Question on the pre-trained model name and code #166

Closed kangqiyue closed 2 years ago

kangqiyue commented 2 years ago

Hi, I want to use the pre-trained model, and when I loaded the pre-trained models, I'm confused that how these models were pre-trained.

The pre-trained model included four, as follows: image

The paper in Hu et al., 2019 include four self-supervised method for node level (for example: infomax, edge prediction, attr masking, context prediction); and 1 supervised method for graph level pre-training. In addition, I noticed the datasets were different, which were 2M (ZINC ~2M), and ~450k (chembl) for node level and graph level, respectively.

I am confused that the pre-trained model name in dgllife-sci, were "gin_supervised_contextpred", "gin_supervised_infomax" and so on. Were they pre-trained with self-supervised method for node level (using the 2M dataset)? If ture, I think the name could be "self_supervised_contextpred"(which may be better).

In additon, could you provide the pre-training code (from scratch, which I did not find in the source code of dgllife-sci)? Furthermore, it will be very kind if you could provide the time consumption for the pre-training process, which I want to explore in the further.

Thanks with best regards.

update

I think I found the self supervised mode of "attr masking" here: https://github.com/awslabs/dgl-lifesci/tree/master/examples/property_prediction/pretrain_gnns/chem

mufeili commented 2 years ago

Were they pre-trained with self-supervised method for node level (using the 2M dataset)? If ture, I think the name could be "self_supervised_contextpred"(which may be better).

They were pre-trained with both node-level self-supervised learning and graph-level supervised learning. See table 1 in Hu et al., 2019 and the DGL-LifeSci paper.

In additon, could you provide the pre-training code (from scratch, which I did not find in the source code of dgllife-sci)? Furthermore, it will be very kind if you could provide the time consumption for the pre-training process, which I want to explore in the further.

As you figured out in the update, there is an example code for self-supervised learning with attribute masking. The pre-trained models you mentioned were the ones released by Hu et al., 2019.

kangqiyue commented 2 years ago

@mufeili Thanks for your kind reply! Now I realize that the pre-trained models were trained with both node level and graph level tasks. Therefore they were "supervised" (correct name!).

Actually, I want to fine-tune my own model based on the self-supervised (node level ) model (without graph level tasks). If so, is it true that I could not use the pre-trained models prepared in dgl-lifesci? (Instead, I have to train the model from scratch for self-supervised node level task?)
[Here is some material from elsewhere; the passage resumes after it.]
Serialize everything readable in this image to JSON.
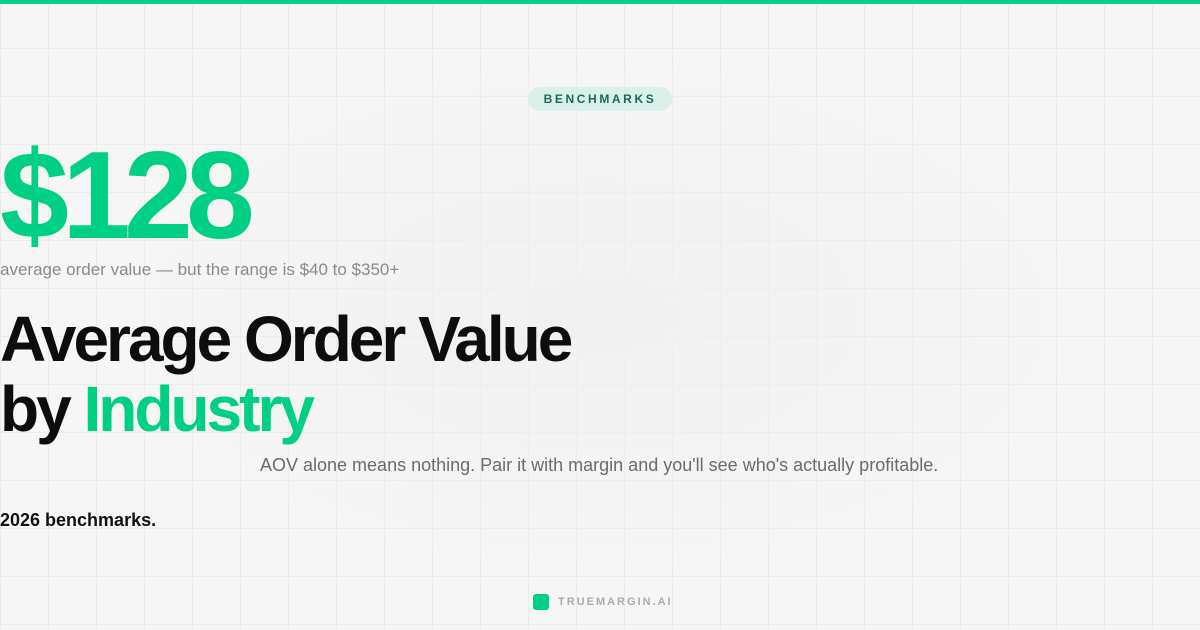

In addition, when I looked into the code of pretrain_masking, I noticed that the pretrain dataset was prepared (convert smiles to graph) with a parameter of "add_self_loop=True" (show as follows). I was confused that why we needed a self_loop here? (In my opinion, when performing GIN, GCN or others, a self_loop (from source node to source) is unnecessary. Am I wrong?)

https://github.com/awslabs/dgl-lifesci/blob/f8a176414b21b72c5ca1f8c7eb8d64702432ae24/examples/property_prediction/pretrain_gnns/chem/pretrain_masking.py#L188 image

Thanks again for your kind help!

mufeili commented 2 years ago

Actually, I want to fine-tune my own model based on the self-supervised (node level ) model (without graph level tasks). If so, is it true that I could not use the pre-trained models prepared in dgl-lifesci? (Instead, I have to train the model from scratch for self-supervised node level task?)
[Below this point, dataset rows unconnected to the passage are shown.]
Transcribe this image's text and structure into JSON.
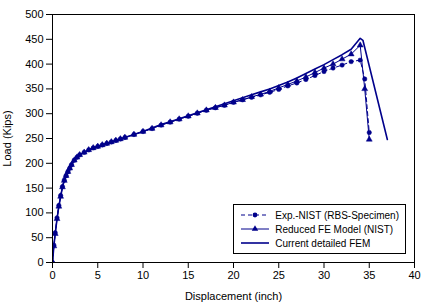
{
  "chart_data": {
    "type": "line",
    "xlabel": "Displacement (inch)",
    "ylabel": "Load (Kips)",
    "xlim": [
      0,
      40
    ],
    "ylim": [
      0,
      500
    ],
    "xticks": [
      0,
      5,
      10,
      15,
      20,
      25,
      30,
      35,
      40
    ],
    "yticks": [
      0,
      50,
      100,
      150,
      200,
      250,
      300,
      350,
      400,
      450,
      500
    ],
    "grid": false,
    "legend": "lower right",
    "series": [
      {
        "name": "Exp.-NIST (RBS-Specimen)",
        "color": "#00008B",
        "marker": "circle",
        "line_style": "dashed",
        "x": [
          0,
          0.15,
          0.3,
          0.5,
          0.7,
          0.9,
          1.1,
          1.3,
          1.5,
          1.7,
          1.9,
          2.1,
          2.4,
          2.7,
          3.0,
          3.5,
          4.0,
          4.5,
          5.0,
          5.5,
          6.0,
          6.5,
          7.0,
          7.5,
          8.0,
          9.0,
          10.0,
          11.0,
          12.0,
          13.0,
          14.0,
          15.0,
          16.0,
          17.0,
          18.0,
          19.0,
          20.0,
          21.0,
          22.0,
          23.0,
          24.0,
          25.0,
          26.0,
          27.0,
          28.0,
          29.0,
          30.0,
          31.0,
          32.0,
          33.0,
          34.0,
          34.5,
          35.0
        ],
        "values": [
          0,
          35,
          60,
          90,
          115,
          135,
          153,
          166,
          175,
          183,
          190,
          197,
          206,
          212,
          217,
          222,
          227,
          231,
          234,
          237,
          240,
          243,
          246,
          249,
          252,
          258,
          264,
          270,
          277,
          283,
          289,
          295,
          301,
          307,
          312,
          317,
          323,
          328,
          333,
          338,
          343,
          349,
          356,
          362,
          369,
          377,
          385,
          392,
          398,
          405,
          408,
          370,
          262
        ]
      },
      {
        "name": "Reduced FE Model (NIST)",
        "color": "#00008B",
        "marker": "triangle",
        "line_style": "solid",
        "x": [
          0,
          0.15,
          0.3,
          0.5,
          0.7,
          0.9,
          1.1,
          1.3,
          1.5,
          1.7,
          1.9,
          2.1,
          2.4,
          2.7,
          3.0,
          3.5,
          4.0,
          4.5,
          5.0,
          5.5,
          6.0,
          6.5,
          7.0,
          7.5,
          8.0,
          9.0,
          10.0,
          11.0,
          12.0,
          13.0,
          14.0,
          15.0,
          16.0,
          17.0,
          18.0,
          19.0,
          20.0,
          21.0,
          22.0,
          23.0,
          24.0,
          25.0,
          26.0,
          27.0,
          28.0,
          29.0,
          30.0,
          31.0,
          32.0,
          33.0,
          34.0,
          34.5,
          35.0
        ],
        "values": [
          0,
          33,
          58,
          88,
          113,
          133,
          152,
          165,
          175,
          183,
          190,
          197,
          206,
          212,
          217,
          222,
          227,
          231,
          234,
          237,
          240,
          243,
          246,
          249,
          252,
          258,
          264,
          270,
          277,
          283,
          289,
          295,
          301,
          307,
          312,
          317,
          323,
          328,
          334,
          339,
          345,
          352,
          359,
          366,
          374,
          383,
          392,
          400,
          410,
          420,
          438,
          350,
          248
        ]
      },
      {
        "name": "Current detailed FEM",
        "color": "#00008B",
        "line_style": "solid",
        "x": [
          0,
          0.15,
          0.3,
          0.5,
          0.7,
          0.9,
          1.1,
          1.3,
          1.5,
          1.7,
          1.9,
          2.1,
          2.4,
          2.7,
          3.0,
          3.5,
          4.0,
          4.5,
          5.0,
          5.5,
          6.0,
          6.5,
          7.0,
          7.5,
          8.0,
          9.0,
          10.0,
          11.0,
          12.0,
          13.0,
          14.0,
          15.0,
          16.0,
          17.0,
          18.0,
          19.0,
          20.0,
          21.0,
          22.0,
          23.0,
          24.0,
          25.0,
          26.0,
          27.0,
          28.0,
          29.0,
          30.0,
          31.0,
          32.0,
          33.0,
          34.0,
          34.3,
          37.0
        ],
        "values": [
          0,
          33,
          58,
          88,
          113,
          133,
          152,
          165,
          175,
          183,
          190,
          197,
          206,
          212,
          217,
          222,
          227,
          231,
          234,
          237,
          240,
          243,
          246,
          249,
          252,
          258,
          264,
          271,
          278,
          284,
          290,
          296,
          302,
          308,
          314,
          320,
          326,
          332,
          338,
          344,
          350,
          357,
          364,
          372,
          381,
          390,
          399,
          409,
          419,
          430,
          452,
          448,
          248
        ]
      }
    ]
  }
}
You can use the pre-trained models released by the author here.

In addition, when I looked into the code of pretrain_masking, I noticed that the pretrain dataset was prepared (convert smiles to graph) with a parameter of "add_self_loop=True" (show as follows). I was confused that why we needed a self_loop here? (In my opinion, when performing GIN, GCN or others, a self_loop (from source node to source) is unnecessary. Am I wrong?)

I cannot remember the exact reasons. From my experience, self-loops in general help or do not harm the model performance.

kangqiyue commented 2 years ago

OK, that's very helpful for me! Thanks again for your kind assistance!